Não é incomum o assédio processual referido no parecer do presente estudo de caso, exarado pelo Ministério Público do Maranhão nos autos do Processo nº 11.437-60.2015.8.10.0001, quando do deferimento de uma Medida Protetiva de Urgência ou mesmo quando do ingresso de uma ação penal na Vara Especializada da Mulher e da Violência Doméstica.  Tanto o Ministério Público quanto o Poder Judiciário devem atentar para o fato de que o abuso do direito de petição caracteriza-se pela prática do agente que, atuando dentro das prerrogativas que o ordenamento jurídico lhe concede, deixa de considerar a finalidade social do direito subjetivo e, ao utilizá-lo desmedidamente e de modo manipulatório, causa dano a outrem e embaraça a atuação do próprio Sistema de Justiça.
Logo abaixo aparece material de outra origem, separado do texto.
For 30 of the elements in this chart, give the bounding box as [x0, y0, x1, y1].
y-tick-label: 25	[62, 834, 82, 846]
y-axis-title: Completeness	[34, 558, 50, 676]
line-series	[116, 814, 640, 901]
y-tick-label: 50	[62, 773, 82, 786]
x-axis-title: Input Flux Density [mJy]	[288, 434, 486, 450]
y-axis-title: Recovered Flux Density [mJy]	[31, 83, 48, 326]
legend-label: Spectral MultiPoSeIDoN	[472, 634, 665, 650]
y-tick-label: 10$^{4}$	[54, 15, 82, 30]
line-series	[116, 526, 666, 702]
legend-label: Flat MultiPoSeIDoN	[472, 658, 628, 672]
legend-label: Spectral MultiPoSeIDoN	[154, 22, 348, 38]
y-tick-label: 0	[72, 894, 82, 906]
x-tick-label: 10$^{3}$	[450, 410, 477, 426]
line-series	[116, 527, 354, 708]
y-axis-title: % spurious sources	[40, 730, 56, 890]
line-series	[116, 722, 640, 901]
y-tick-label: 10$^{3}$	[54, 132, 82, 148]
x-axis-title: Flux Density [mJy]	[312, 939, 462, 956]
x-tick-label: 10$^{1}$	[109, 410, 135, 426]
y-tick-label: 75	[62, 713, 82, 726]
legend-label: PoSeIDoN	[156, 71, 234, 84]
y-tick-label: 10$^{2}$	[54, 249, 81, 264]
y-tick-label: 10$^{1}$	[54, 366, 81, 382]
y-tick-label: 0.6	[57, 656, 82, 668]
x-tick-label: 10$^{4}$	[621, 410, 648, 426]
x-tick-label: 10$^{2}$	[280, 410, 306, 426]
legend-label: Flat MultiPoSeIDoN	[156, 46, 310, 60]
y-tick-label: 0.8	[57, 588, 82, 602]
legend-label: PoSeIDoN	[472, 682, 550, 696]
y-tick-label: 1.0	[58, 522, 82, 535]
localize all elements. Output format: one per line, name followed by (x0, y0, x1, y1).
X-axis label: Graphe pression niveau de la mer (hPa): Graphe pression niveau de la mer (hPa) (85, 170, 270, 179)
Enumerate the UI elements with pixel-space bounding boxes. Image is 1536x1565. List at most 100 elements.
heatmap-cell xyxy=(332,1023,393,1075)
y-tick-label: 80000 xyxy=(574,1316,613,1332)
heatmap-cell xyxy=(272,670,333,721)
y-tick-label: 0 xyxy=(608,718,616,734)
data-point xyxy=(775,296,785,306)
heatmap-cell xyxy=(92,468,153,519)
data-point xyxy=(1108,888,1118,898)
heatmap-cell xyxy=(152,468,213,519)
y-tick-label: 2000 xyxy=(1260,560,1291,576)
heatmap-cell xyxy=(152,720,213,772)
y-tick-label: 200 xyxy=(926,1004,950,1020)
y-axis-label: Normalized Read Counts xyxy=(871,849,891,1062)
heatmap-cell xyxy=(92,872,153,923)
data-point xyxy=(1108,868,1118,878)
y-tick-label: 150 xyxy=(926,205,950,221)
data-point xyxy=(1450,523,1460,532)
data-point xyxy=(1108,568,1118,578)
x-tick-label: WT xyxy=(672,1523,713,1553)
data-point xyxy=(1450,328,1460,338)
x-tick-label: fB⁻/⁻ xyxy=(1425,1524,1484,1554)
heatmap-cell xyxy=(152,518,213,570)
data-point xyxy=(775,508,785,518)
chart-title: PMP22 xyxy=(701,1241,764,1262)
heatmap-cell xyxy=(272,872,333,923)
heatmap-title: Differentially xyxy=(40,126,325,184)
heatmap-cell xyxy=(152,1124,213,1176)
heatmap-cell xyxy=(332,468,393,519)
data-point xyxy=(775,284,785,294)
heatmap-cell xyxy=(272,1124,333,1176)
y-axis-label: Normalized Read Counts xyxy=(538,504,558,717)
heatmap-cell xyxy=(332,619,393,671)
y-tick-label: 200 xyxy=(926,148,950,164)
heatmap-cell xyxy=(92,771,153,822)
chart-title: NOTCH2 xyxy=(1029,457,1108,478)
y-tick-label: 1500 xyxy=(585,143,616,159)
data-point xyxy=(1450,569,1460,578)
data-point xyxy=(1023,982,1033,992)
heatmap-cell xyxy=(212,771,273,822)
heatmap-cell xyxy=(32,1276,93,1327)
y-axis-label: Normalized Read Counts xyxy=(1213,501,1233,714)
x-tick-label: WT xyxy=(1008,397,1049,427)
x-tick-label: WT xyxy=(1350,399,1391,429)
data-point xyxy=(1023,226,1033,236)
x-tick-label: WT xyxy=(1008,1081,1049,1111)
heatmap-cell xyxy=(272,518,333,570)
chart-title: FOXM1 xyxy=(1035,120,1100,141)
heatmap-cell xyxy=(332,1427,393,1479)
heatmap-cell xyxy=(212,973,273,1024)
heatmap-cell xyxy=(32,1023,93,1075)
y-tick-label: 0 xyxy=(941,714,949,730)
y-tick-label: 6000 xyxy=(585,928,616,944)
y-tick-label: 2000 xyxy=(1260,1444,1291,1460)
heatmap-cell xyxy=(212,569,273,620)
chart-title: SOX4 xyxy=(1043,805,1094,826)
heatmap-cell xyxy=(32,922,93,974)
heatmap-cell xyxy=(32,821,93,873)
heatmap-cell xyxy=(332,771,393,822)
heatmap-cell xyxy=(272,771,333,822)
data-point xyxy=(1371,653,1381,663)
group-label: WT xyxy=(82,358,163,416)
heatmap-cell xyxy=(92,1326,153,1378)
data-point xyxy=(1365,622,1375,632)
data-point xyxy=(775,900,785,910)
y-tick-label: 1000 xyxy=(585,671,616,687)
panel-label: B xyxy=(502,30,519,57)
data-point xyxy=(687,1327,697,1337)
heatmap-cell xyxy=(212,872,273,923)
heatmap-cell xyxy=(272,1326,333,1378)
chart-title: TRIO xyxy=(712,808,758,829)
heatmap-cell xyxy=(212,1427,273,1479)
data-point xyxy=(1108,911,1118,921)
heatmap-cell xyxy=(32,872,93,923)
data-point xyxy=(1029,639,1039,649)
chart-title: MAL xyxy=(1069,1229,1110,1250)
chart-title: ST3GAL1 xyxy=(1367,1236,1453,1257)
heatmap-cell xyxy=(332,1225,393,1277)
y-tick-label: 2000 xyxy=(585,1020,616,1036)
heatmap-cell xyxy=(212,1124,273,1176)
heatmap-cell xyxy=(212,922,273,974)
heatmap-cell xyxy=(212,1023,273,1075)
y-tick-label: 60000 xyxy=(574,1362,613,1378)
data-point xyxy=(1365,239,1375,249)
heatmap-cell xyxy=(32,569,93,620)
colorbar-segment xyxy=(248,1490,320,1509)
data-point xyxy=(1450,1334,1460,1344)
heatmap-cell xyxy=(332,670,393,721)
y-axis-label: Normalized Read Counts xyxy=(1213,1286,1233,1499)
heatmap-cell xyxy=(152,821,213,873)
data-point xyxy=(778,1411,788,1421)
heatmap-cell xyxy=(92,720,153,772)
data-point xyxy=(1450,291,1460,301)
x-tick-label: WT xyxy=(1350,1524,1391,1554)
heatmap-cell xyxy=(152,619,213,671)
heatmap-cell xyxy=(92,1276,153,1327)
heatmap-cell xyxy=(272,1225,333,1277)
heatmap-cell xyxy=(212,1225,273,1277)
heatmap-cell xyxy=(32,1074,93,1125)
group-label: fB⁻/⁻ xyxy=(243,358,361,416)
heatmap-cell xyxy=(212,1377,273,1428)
Logo, constitui ato ilícito e deve ser combatido a fim de que não se estimule o uso doloso do Sistema de Justiça para violar direitos ao invés de para garanti-los.

É comum que o agressor intente a alteração de guarda em uma Vara de Família como forma de retaliação e de intimidação da mulher em prol de fazê-la recuar das denúncias judicializadas. Caso a atuação dos operadores do direito veja-se alijada das análises e percepções afetas à violência doméstica e ou intrafamiliar de gênero, corre-se o risco de tomadas de decisões imperitas, mesmo que estas, comprovadamente, atentem contra a dignidade ou mesmo contra a integridade física ou psicológica da criança ou adolescente em questão.

É diante desse contexto que a Promotora de Justiça MARUSCHKA DE MELLO E SILVA BRAHUNA pugna no parecer dos autos do Processo nº 11.437-60.2015.8.10.0001 pela inserção do executado em Grupo Reflexivo de Responsabilização e Reeducação para Homens Autores de Violência, em funcionamento na Vara Especializada em Violência Doméstica e Familiar contra a Mulher, conforme previsão do artigo 45 da Lei Maria da Penha. O que a atuação da promotoria se propõe é que, diante da inclusão do agressor em grupo de reeducação, se consiga sanar o conflito raiz identificado na Vara Especializada em Violência Doméstica e Familiar que acabou por irradiar-se às varas de infância e família.

Por possuírem, muitas vezes, convergência não apenas em relação às partes – integrantes de lides nas varas de família e especializadas em violência doméstica –, como compartilharem a mesma raiz dos problemas que as levaram a serem judicializadas, é comum que as demandas em ambas as varas tenham relações de interdependência, ao ponto de decisões ou posicionamentos em uma ação definirem o cumprimento de decisões em outra ação. Ou seja, há que se observar se as lides levadas às varas de família não possuem fator etiológico na violência doméstica ou vice versa.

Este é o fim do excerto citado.